Check out our free Fitbit Premium content offerings, featuring sleep and mindfulness tools. To make health more accessible, Fitbit is offering a free 90-day trial of Fitbit Premium to new users wherever Premium is available in the Fitbit app, as well as 40 new pieces of Premium content for free to all users. Choose from a variety of sleep and mindfulness tools available to help you relax, manage stress, and enjoy more quality rest.
Wind down for the night with the following sleep meditations and soothing sounds:
- Wind down for Sleep
- Equal Breathing Exercise for Sleep
- How to Fall Asleep
De-stress with these mindful meditations:
- Quick Body Scan
- The Present Moment
- Guided Meditation to Start Your Day
To take advantage of the free trial, open the Fitbit app and tap on the “Premium” tab in the lower-right corner.
Use Smart Wake to gently wake yourself up in the morning. Achieve a more consistent sleep cycle by setting alarms on your Fitbit device. You can use Smart Wake to wake you with a quiet vibration during a lighter sleep stage.
All you need to do is set a silent alarm using the Fitbit app—or set one up directly on your smartwatch—and check the “Smart Wake” box. Your Fitbit tracker or watch will then wake you up in a lighter sleep stage, up to 30 minutes prior to your desired wake-up time. That way you won’t feel so groggy when you wake up—just be sure not to hit snooze! Find out more about how to manage alarms on your Fitbit device.

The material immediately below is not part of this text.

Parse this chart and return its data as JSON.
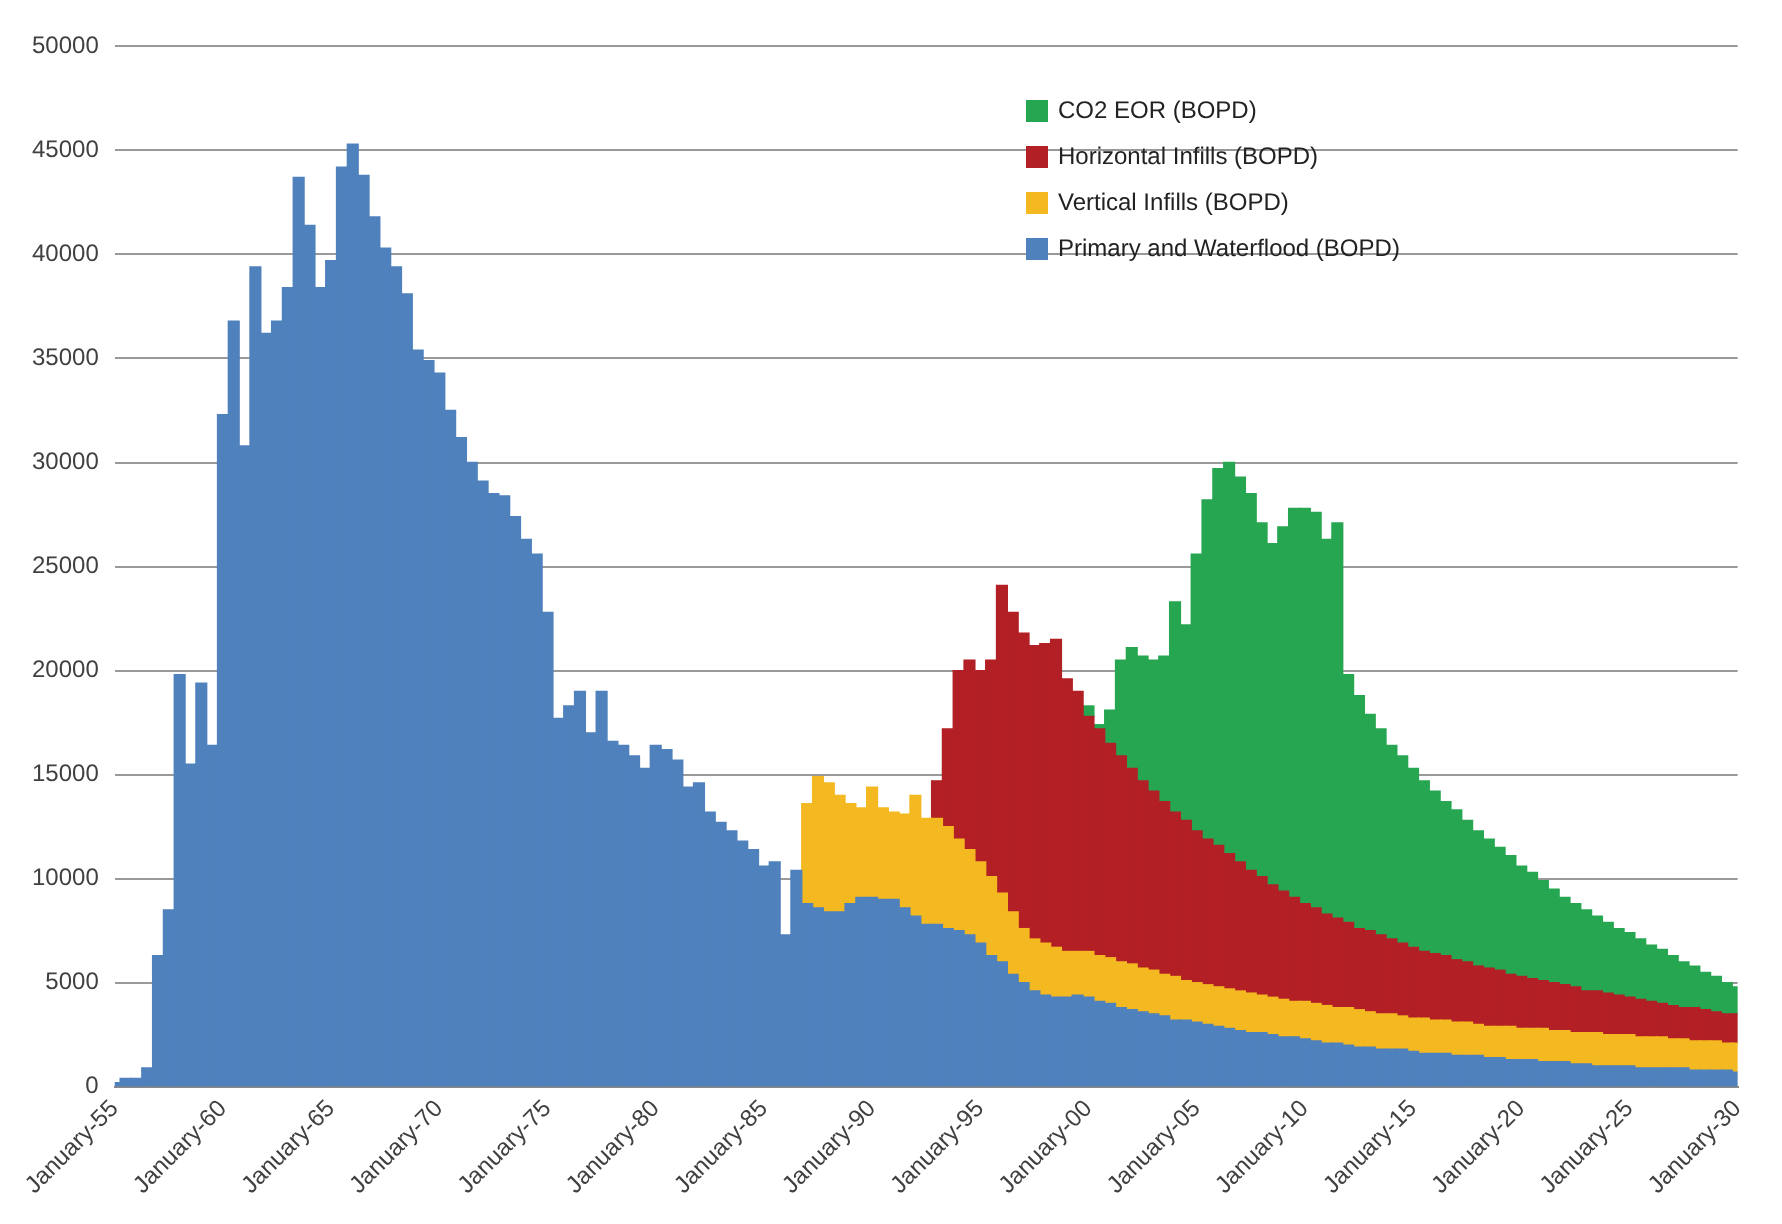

Revamp your sleep sanctuary. The National Sleep Foundation suggests that maintaining an optimal bedroom temperature of around 65 degrees, minimizing your exposure to noise and natural light at night, and avoiding caffeine or alcohol before bed are all measures you can take to ensure a better night’s rest. Find out how you can revamp your sleep sanctuary to make the most of your sleep.
*In order to glean this info, Fitbit data scientists first established a baseline for the average sleep of millions of users during a control period of December 2019 through January 2020. These baseline values were used to calculate the change in sleep behaviors during February and March 2020. On the US maps, you can see how average sleep duration changed in different states.
This information is for educational purposes only and is not intended as a substitute for medical diagnosis or treatment. You should not use this information to diagnose or treat a health problem or condition. Always check with your doctor before changing your diet, altering your sleep habits, taking supplements, or starting a new fitness routine.